Of all genre writing, crime – both true crime and fiction – hold an enduring fascination for millions of readers, male and female, young and old. So much so that crime writing has grown much bigger than ‘genre’ can contain, making considerable inroads into ‘serious’ literature and historical research. Kate Summerscale’s The Suspicions of Mr Whicher (recently dramatised on ITV), Kate Colquhon’s Mr Briggs’ Hat: The Sensational Account of the First Railway Murder (set in Hackney), Chris Paling’s Nimrod’s Shadow and Richard T Kelly’s The Possessions of Doctor Forrest, are all stunning examples. Together, this is an astonishing panel of some of crime’s most exciting writers. The Guardian’s Alex Clark chairs.

Doctor Forrest - The Film

This post is merely to acknowledge that Doctor Forrest is now in development as a motion picture with the excellent Festival Films and their chief producer Ray Marshall. Your humble correspondent is fully ‘attached’ as the project’s screenwriter, and is currently on work on the highly intriguing task of re-tooling his own novel into a viable film script.
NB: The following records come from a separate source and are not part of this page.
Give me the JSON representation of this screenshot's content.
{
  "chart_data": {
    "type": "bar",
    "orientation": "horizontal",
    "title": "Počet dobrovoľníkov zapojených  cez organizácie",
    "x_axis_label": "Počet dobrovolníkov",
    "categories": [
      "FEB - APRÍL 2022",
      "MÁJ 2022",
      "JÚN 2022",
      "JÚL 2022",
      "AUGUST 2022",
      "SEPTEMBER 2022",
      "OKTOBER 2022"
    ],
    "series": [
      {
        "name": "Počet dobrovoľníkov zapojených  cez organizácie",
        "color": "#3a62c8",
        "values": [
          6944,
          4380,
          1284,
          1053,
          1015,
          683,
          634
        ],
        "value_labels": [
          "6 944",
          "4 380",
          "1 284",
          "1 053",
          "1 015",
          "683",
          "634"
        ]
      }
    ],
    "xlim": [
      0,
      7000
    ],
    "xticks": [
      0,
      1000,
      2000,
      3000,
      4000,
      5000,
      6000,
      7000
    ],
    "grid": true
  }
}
The Festival site makes a very handsome home for the Forrest jacket, methinks, and I would hope the tag-line on the dedicated page is just the sort of thing to have people racing to book tickets and babysitters once the finished product rolls out at Odeons Everywhere…
When an eminent cosmetic surgeon vanishes mysteriously, his two oldest friends investigate his disappearance – only to discover that Doctor Forrest has unleashed a diabolical evil that could destroy them all…

Yes, as the showmen used to say, we’ll sell you a seat but you’ll only need the edge of it.